Hint: the dominant diagrams contain 2 strong interaction vertices and one electroweak vertex with a Higgs (the brown guys in the Feynman rule table above). You can try to answer the challenge by commenting this post.
PROTON COLLISIONS
At the Large Hadron Collider, we are colliding very energetic protons. In this case, it is the proton constituents that interact, the proton being broken into pieces.
In my bestiary post, I have described the proton as made of two up and one down quarks. This picture does not hold at high energy.
The proton is a dynamical object where gluons are exchanged between quarks (they strongly interact with each other) and possibly converted into a fresh quark-antiquark pair. This is represented in the figure above.
When drawing the Feynman diagrams associated with a proton-proton collision process, one must hence consider all possible initial state made of any two of the proton constituents (up, down, strange, charm, bottom, gluons) and sum them over.
ALGORITHMS, COMPUTER CODES, AND MYSELF RELOADED
To perform a cross section calculation (which is the sigma in the equation at the very top of this post), we:
- Define all possible subprocesses with different initial states (in the case of a proton-proton collision).
- Draw all possible Feynman diagrams for each subprocess.
- Replace the Feynman diagrams by their analytical expression that originates from the Feynman rules.
- Calculate the integral.
All these steps are very suitable for computers and one could design an algorithm that takes care of that.
There are several programs on the market that allows you to do it.
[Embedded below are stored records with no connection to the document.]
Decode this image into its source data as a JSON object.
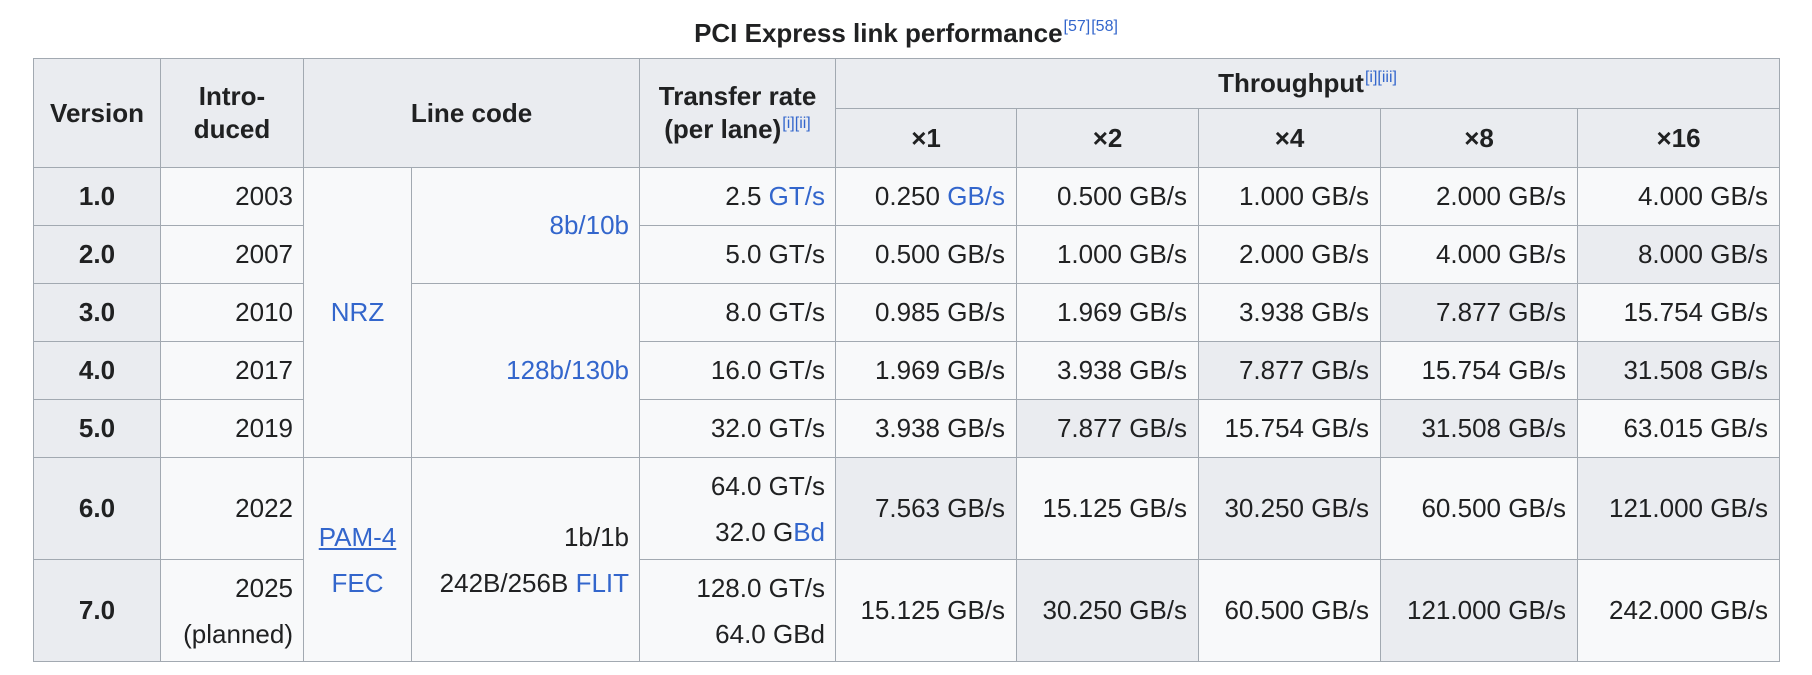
{
  "caption": {
    "title": "PCI Express link performance",
    "ref1": "[57]",
    "ref2": "[58]"
  },
  "headers": {
    "version": "Version",
    "introduced_1": "Intro-",
    "introduced_2": "duced",
    "line_code": "Line code",
    "transfer_1": "Transfer rate",
    "transfer_2": "(per lane)",
    "transfer_notes": "[i][ii]",
    "throughput": "Throughput",
    "throughput_notes": "[i][iii]",
    "lanes": [
      "×1",
      "×2",
      "×4",
      "×8",
      "×16"
    ]
  },
  "line_codes": {
    "nrz": "NRZ",
    "c8b10b": "8b/10b",
    "c128b130b": "128b/130b",
    "pam4": "PAM-4",
    "fec": "FEC",
    "c1b1b": "1b/1b",
    "c242b": "242B/256B",
    "flit": "FLIT"
  },
  "rows": [
    {
      "version": "1.0",
      "year": "2003",
      "rate_num": "2.5",
      "rate_unit": "GT/s",
      "t": [
        "0.250",
        "0.500 GB/s",
        "1.000 GB/s",
        "2.000 GB/s",
        "4.000 GB/s"
      ],
      "t1_unit": "GB/s"
    },
    {
      "version": "2.0",
      "year": "2007",
      "rate": "5.0 GT/s",
      "t": [
        "0.500 GB/s",
        "1.000 GB/s",
        "2.000 GB/s",
        "4.000 GB/s",
        "8.000 GB/s"
      ]
    },
    {
      "version": "3.0",
      "year": "2010",
      "rate": "8.0 GT/s",
      "t": [
        "0.985 GB/s",
        "1.969 GB/s",
        "3.938 GB/s",
        "7.877 GB/s",
        "15.754 GB/s"
      ]
    },
    {
      "version": "4.0",
      "year": "2017",
      "rate": "16.0 GT/s",
      "t": [
        "1.969 GB/s",
        "3.938 GB/s",
        "7.877 GB/s",
        "15.754 GB/s",
        "31.508 GB/s"
      ]
    },
    {
      "version": "5.0",
      "year": "2019",
      "rate": "32.0 GT/s",
      "t": [
        "3.938 GB/s",
        "7.877 GB/s",
        "15.754 GB/s",
        "31.508 GB/s",
        "63.015 GB/s"
      ]
    },
    {
      "version": "6.0",
      "year": "2022",
      "rate_1": "64.0 GT/s",
      "rate_2a": "32.0 G",
      "rate_2b": "Bd",
      "t": [
        "7.563 GB/s",
        "15.125 GB/s",
        "30.250 GB/s",
        "60.500 GB/s",
        "121.000 GB/s"
      ]
    },
    {
      "version": "7.0",
      "year": "2025",
      "year_note": "(planned)",
      "rate_1": "128.0 GT/s",
      "rate_2": "64.0 GBd",
      "t": [
        "15.125 GB/s",
        "30.250 GB/s",
        "60.500 GB/s",
        "121.000 GB/s",
        "242.000 GB/s"
      ]
    }
  ],
  "highlight_color": "#eaecf0",
  "link_color": "#3366cc"
}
All these programs are free and can be downloaded from the web (one example here).
The level of automation of these codes is such that it is sufficient to type in the process of interest, press enter and wait. After a couple of seconds, thousands of LHC collisions can be simulated into all their nasty details and analyzed.
And developing theses codes is part of my work. To make a ten-years story short, I have developed with a couple of colleagues and friends a comprehensive way to change the particle physics model (which is the same as using another table of Feynman rules) and to analyze the simulated collisions.
SUMMARY
In this post, I have introduced the concept of Feynman diagrams and Feynman rules and have shown how they can be linked to practical calculations. I have also described how to use them through some examples.
I hope you had as much fun in reading this post as me in writing it.